I never got bitten by the ballet bug when I was a kid. My sister did ballet for a time, and I don’t remember many boys (if any) in her class. I know ballet never appealed to me personally, and I remember being bored out of my mind having to sit through a performance of The Nutcracker one year at Christmastime.

However, my friend’s son’s story did bring back memories of something I hadn’t thought about in a long time. In junior high, I really got into a different “girl” activity: sewing. We got a brief introduction to sewing in the home economics course that everyone had to take in seventh or eighth grade. In the Home-Ec classroom, along with all the cooking and kitchen equipment, our school also had a bunch of nice sewing machines. We learned the basics about needles and threads, and how a sewing machine worked. I remember a lot of the boys grumbling about having to take Home-Ec, but I loved and looked forward to it for the same reason I looked forward to Industrial Arts (“Shop Class”): it was a wonderful break from the academic grind of the rest of the day. It was an opportunity to put the books away, and get my hands busy making something. Whether that “something” was made of wood, or made of cloth, or made of flour … it didn’t matter. I thought it was fun.

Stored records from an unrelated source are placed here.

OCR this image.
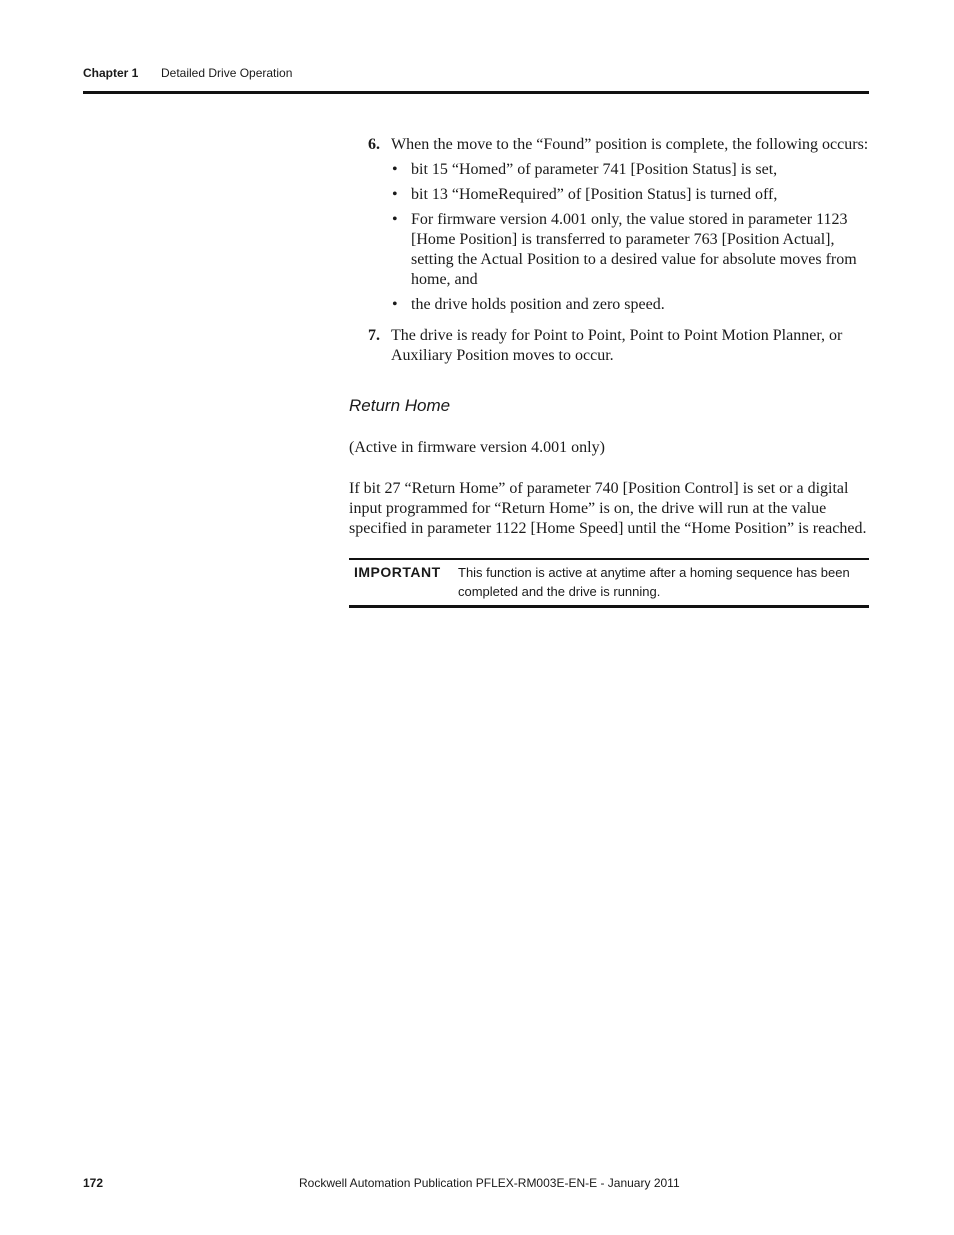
Chapter 1 Detailed Drive Operation
6. When the move to the “Found” position is complete, the following occurs:
• bit 15 “Homed” of parameter 741 [Position Status] is set,
• bit 13 “HomeRequired” of [Position Status] is turned off,
• For firmware version 4.001 only, the value stored in parameter 1123 [Home Position] is transferred to parameter 763 [Position Actual], setting the Actual Position to a desired value for absolute moves from home, and
• the drive holds position and zero speed.
7. The drive is ready for Point to Point, Point to Point Motion Planner, or Auxiliary Position moves to occur.
Return Home

(Active in firmware version 4.001 only)

If bit 27 “Return Home” of parameter 740 [Position Control] is set or a digital input programmed for “Return Home” is on, the drive will run at the value specified in parameter 1122 [Home Speed] until the “Home Position” is reached.

IMPORTANT This function is active at anytime after a homing sequence has been completed and the drive is running.
172	Rockwell Automation Publication PFLEX-RM003E-EN-E - January 2011
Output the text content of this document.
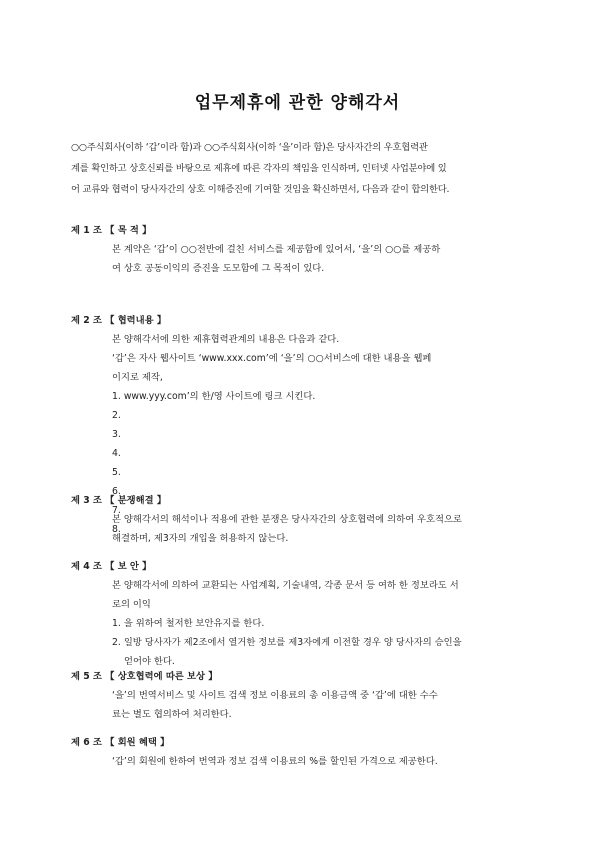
업무제휴에 관한 양해각서
○○주식회사(이하 ‘갑’이라 함)과 ○○주식회사(이하 ‘을’이라 함)은 당사자간의 우호협력관
계를 확인하고 상호신뢰를 바탕으로 제휴에 따른 각자의 책임을 인식하며, 인터넷 사업분야에 있
어 교류와 협력이 당사자간의 상호 이해증진에 기여할 것임을 확신하면서, 다음과 같이 합의한다.
제 1 조 【 목 적 】
본 계약은 ‘갑’이 ○○전반에 걸친 서비스를 제공함에 있어서, ‘을’의 ○○를 제공하
여 상호 공동이익의 증진을 도모함에 그 목적이 있다.
제 2 조 【 협력내용 】
본 양해각서에 의한 제휴협력관계의 내용은 다음과 같다.
‘갑’은 자사 웹사이트 ‘www.xxx.com’에 ‘을’의 ○○서비스에 대한 내용을 웹페
이지로 제작,
1. www.yyy.com’의 한/영 사이트에 링크 시킨다.
2.
3.
4.
5.
6.
7.
8.
제 3 조 【 분쟁해결 】
본 양해각서의 해석이나 적용에 관한 분쟁은 당사자간의 상호협력에 의하여 우호적으로
해결하며, 제3자의 개입을 허용하지 않는다.
제 4 조 【 보 안 】
본 양해각서에 의하여 교환되는 사업계획, 기술내역, 각종 문서 등 여하 한 정보라도 서
로의 이익
1. 을 위하여 철저한 보안유지를 한다.
2. 일방 당사자가 제2조에서 열거한 정보를 제3자에게 이전할 경우 양 당사자의 승인을
얻어야 한다.
제 5 조 【 상호협력에 따른 보상 】
‘을’의 번역서비스 및 사이트 검색 정보 이용료의 총 이용금액 중 ‘갑’에 대한 수수
료는 별도 협의하여 처리한다.
제 6 조 【 회원 혜택 】
‘갑’의 회원에 한하여 번역과 정보 검색 이용료의 %를 할인된 가격으로 제공한다.
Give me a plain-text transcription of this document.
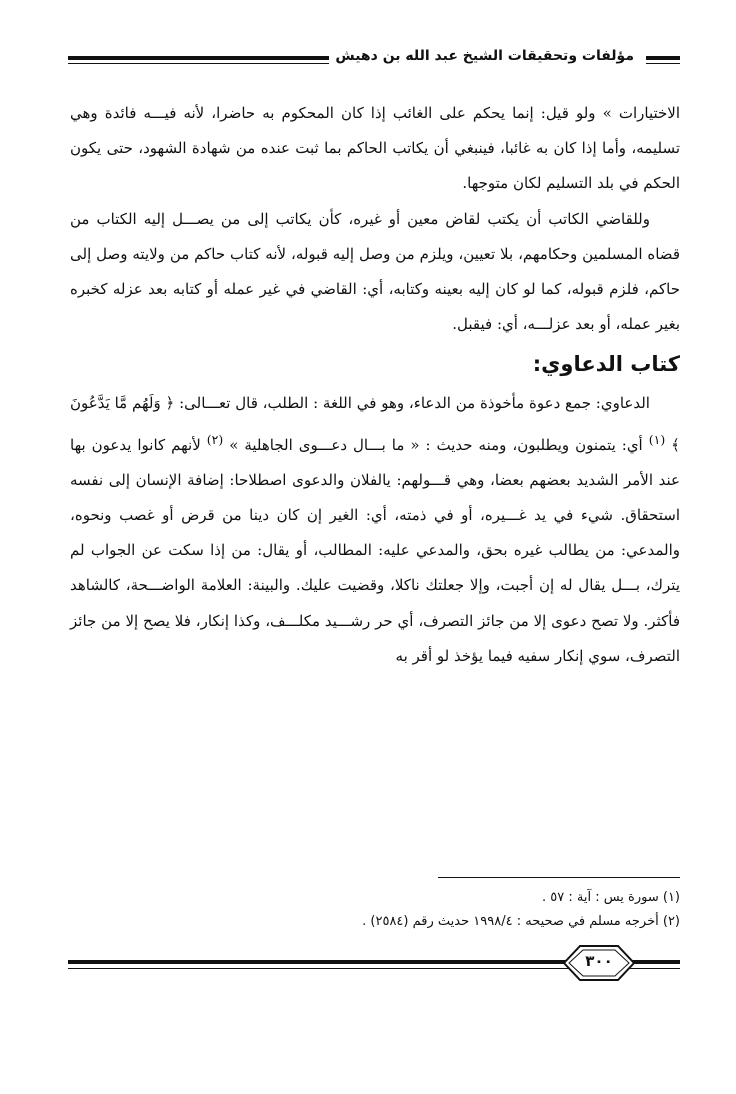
مؤلفات وتحقيقات الشيخ عبد الله بن دهيش

الاختيارات » ولو قيل: إنما يحكم على الغائب إذا كان المحكوم به حاضرا، لأنه فيـــه فائدة وهي تسليمه، وأما إذا كان به غائبا، فينبغي أن يكاتب الحاكم بما ثبت عنده من شهادة الشهود، حتى يكون الحكم في بلد التسليم لكان متوجها.

وللقاضي الكاتب أن يكتب لقاض معين أو غيره، كأن يكاتب إلى من يصـــل إليه الكتاب من قضاه المسلمين وحكامهم، بلا تعيين، ويلزم من وصل إليه قبوله، لأنه كتاب حاكم من ولايته وصل إلى حاكم، فلزم قبوله، كما لو كان إليه بعينه وكتابه، أي: القاضي في غير عمله أو كتابه بعد عزله كخبره بغير عمله، أو بعد عزلـــه، أي: فيقبل.

كتاب الدعاوي:

الدعاوي: جمع دعوة مأخوذة من الدعاء، وهو في اللغة : الطلب، قال تعـــالى: ﴿ وَلَهُم مَّا يَدَّعُونَ ﴾ $^{(١)}$ أي: يتمنون ويطلبون، ومنه حديث : « ما بـــال دعـــوى الجاهلية » $^{(٢)}$ لأنهم كانوا يدعون بها عند الأمر الشديد بعضهم بعضا، وهي قـــولهم: يالفلان والدعوى اصطلاحا: إضافة الإنسان إلى نفسه استحقاق. شيء في يد غـــيره، أو في ذمته، أي: الغير إن كان دينا من قرض أو غصب ونحوه، والمدعي: من يطالب غيره بحق، والمدعي عليه: المطالب، أو يقال: من إذا سكت عن الجواب لم يترك، بـــل يقال له إن أجبت، وإلا جعلتك ناكلا، وقضيت عليك. والبينة: العلامة الواضـــحة، كالشاهد فأكثر. ولا تصح دعوى إلا من جائز التصرف، أي حر رشـــيد مكلـــف، وكذا إنكار، فلا يصح إلا من جائز التصرف، سوي إنكار سفيه فيما يؤخذ لو أقر به

(١) سورة يس : آية : ٥٧ .

(٢) أخرجه مسلم في صحيحه : ١٩٩٨/٤ حديث رقم (٢٥٨٤) .

٣٠٠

Which brings us back to sewing. I guess I never wrote sewing off as being “for girls,” because growing up I saw plenty of examples of men who were comfortable around a sewing machine. My father ran a men’s clothing store, and got lots of practice with minor alterations and repairs. Of course, most alterations (say, when a person is getting a suit fitted and hemmed) were sent out to a tailor. My summer job one year (when I was twelve) included literally running garments back and forth across downtown Seattle, to and from the tailor my dad used. He was an older Filipino guy, working out of a small office, and could do amazing things with a needle and thread.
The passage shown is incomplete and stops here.